EM – Você se intitula uma cordelista feminista brasileira. O que veio antes? O Cordel ou o feminismo?
SM – Na verdade, como eu disse na entrevista para o Coletivo Camaradas, o feminismo e outros movimentos/pensamentos surgem na minha escrita não como tema, mas como um reflexo de minha vida, de minha militância, pois minha existência, meu lugar social está no campo dos sub-representados, das ditas minorias sociais, uma vez que sempre participei das lutas pelo reconhecimento de certos sujeitos e de seus direitos. Minha arte, portanto, desde que tenho consciência do meu lugar e do meu papel social, sempre foi assumidamente militante, participante, e eu não apenas tenho a coragem de assumir esta, para muitos, incômoda posição como tenho orgulho de me colocar desta maneira, malgrado o alto preço que se paga por adotar esta postura. Mas isto não é algo que faz parte do meu show, é o elemento central dele. A respeito disto, concordo com Gorki, quando diz que o escritor “não pode ser uma simples testemunha contemplativa dos acontecimentos de sua época.” Com efeito, não sou mais um escriba de velhos conceitos e preconceitos que os registra, insípida e imparcialmente, ao longo da vida. Assim como Drummond, constato que “são tão fortes as coisas, mas eu não sou as coisas e me revolto!”. Sou uma escritora das revoltas, uma revoltada na melhor e mais política acepção desta palavra. Escrevo para provocar reflexão, revolta, pensamentos, conhecimentos, para, quem sabe, ajudar a mudar as coisas. Werneck Sodré nos ensinou que as artes não são feitas apenas para o deleite, o ócio, o prazer. E eu reconheço que estas são possibilidades e aspectos importantes das artes. Mas a arte também é um processo de conhecimento, tão rico e tão importante quanto qualquer outro. Por isto não nego o caráter social e transformador do fenômeno literário. Eu escrevo profundamente (ins)pirada, mobilizada por aquilo que vivo, que experimento, individual, coletiva e, sobretudo, socialmente no meu tempo e no meu lugar de existência…E o Cariri, durante uma época, foi o meu lugar de lutas, onde eu também retratei, poeticamente, as minorias sociais orando, laborando, pelejando e construindo sua história. Se você observar, a quase totalidade de meus cordéis tem como palco, como cenário, o Cariri cearense. Mas desde que vim morar na Bahia, em 2007, também ambiento meus folhetos por aqui.
EM – A internet tem sido importante para a visibilidade de pautas relacionadas a gênero e feminismo, assim como das divergências em torno desses temas.

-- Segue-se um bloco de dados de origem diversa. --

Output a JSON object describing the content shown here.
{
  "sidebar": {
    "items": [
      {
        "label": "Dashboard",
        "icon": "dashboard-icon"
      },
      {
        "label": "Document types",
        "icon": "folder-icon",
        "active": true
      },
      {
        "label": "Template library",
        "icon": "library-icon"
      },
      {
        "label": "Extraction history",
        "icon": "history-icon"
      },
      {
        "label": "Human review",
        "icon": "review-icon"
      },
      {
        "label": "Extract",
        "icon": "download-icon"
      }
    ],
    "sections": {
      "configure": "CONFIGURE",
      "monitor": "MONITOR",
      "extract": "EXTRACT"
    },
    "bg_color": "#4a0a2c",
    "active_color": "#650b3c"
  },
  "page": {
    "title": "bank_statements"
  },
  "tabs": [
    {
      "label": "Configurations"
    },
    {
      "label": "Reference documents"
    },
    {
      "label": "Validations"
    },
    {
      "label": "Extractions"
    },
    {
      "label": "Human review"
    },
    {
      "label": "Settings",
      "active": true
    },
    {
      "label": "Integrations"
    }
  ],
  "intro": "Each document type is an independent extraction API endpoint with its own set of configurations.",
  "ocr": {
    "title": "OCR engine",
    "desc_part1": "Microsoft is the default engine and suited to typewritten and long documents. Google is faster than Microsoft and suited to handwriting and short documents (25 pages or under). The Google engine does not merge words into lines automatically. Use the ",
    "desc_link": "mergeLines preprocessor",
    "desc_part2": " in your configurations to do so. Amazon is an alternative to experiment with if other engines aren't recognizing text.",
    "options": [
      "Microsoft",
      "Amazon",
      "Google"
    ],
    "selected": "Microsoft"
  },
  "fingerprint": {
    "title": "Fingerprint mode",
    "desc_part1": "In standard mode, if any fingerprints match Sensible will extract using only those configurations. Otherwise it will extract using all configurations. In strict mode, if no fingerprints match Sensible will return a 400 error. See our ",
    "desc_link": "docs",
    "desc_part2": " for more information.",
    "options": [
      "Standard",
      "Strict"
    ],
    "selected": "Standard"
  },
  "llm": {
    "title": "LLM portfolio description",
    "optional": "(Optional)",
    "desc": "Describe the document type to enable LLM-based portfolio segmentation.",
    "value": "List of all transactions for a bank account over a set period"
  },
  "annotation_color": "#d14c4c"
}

Qual a importância desse universo virtual para a sua arte/militância?
SM – É fundamental. O cyberfeminismo que o diga. A rede mundial dos computadores encurta distâncias, possibilita diálogos, articulações, aproximações. É certo que também causa desconfortos, inconveniências, distorções. Mas tem importância fundamental na disseminação de ideias libertárias, de produções científicas, artísticas, culturais. Quando Sammyra criou o blog Cordelirando, visando inserir minha poética para que o mundo todo pudesse ler, achei o máximo. Ela percebeu que meus cordéis estavam esparsos, soltos por aí. E tinha muitos deles que nem eu mesma tinha mais um exemplar, pois eu costumo dar para as pessoas, presentear os movimentos, as mulheres de luta, enfim. Então criou o blog e passou a alimentá-lo, como uma cordelteca virtual, como um repositório onde minha obra fica guardadinha, disponível para quem quiser ler, consultar e usar. E lá nós não colocamos apenas trechos não, os cordéis estão na íntegra, pois esta é uma atitude coerente com o nosso objetivo, qual seja, compartilhar, disseminar ideias, contribuir com as reflexões em torno da igualdade de gênero, do combate às opressões, etc. Através do universo virtual muita gente chegou até nós. Pesquisadoras/es do Brasil todo começaram a investigar nosso trabalho, a refletir sobre ele. Existem mais de dez trabalhos, entre teses, dissertações e monografias, dedicados a analisar nossa obra ou que fazem referência a ela como algo digno de análise, de discussão, de divulgação. Somos muito gratas por isto.
EM – Como você avalia o país, atualmente, principalmente no que tange às políticas públicas voltadas para as mulheres?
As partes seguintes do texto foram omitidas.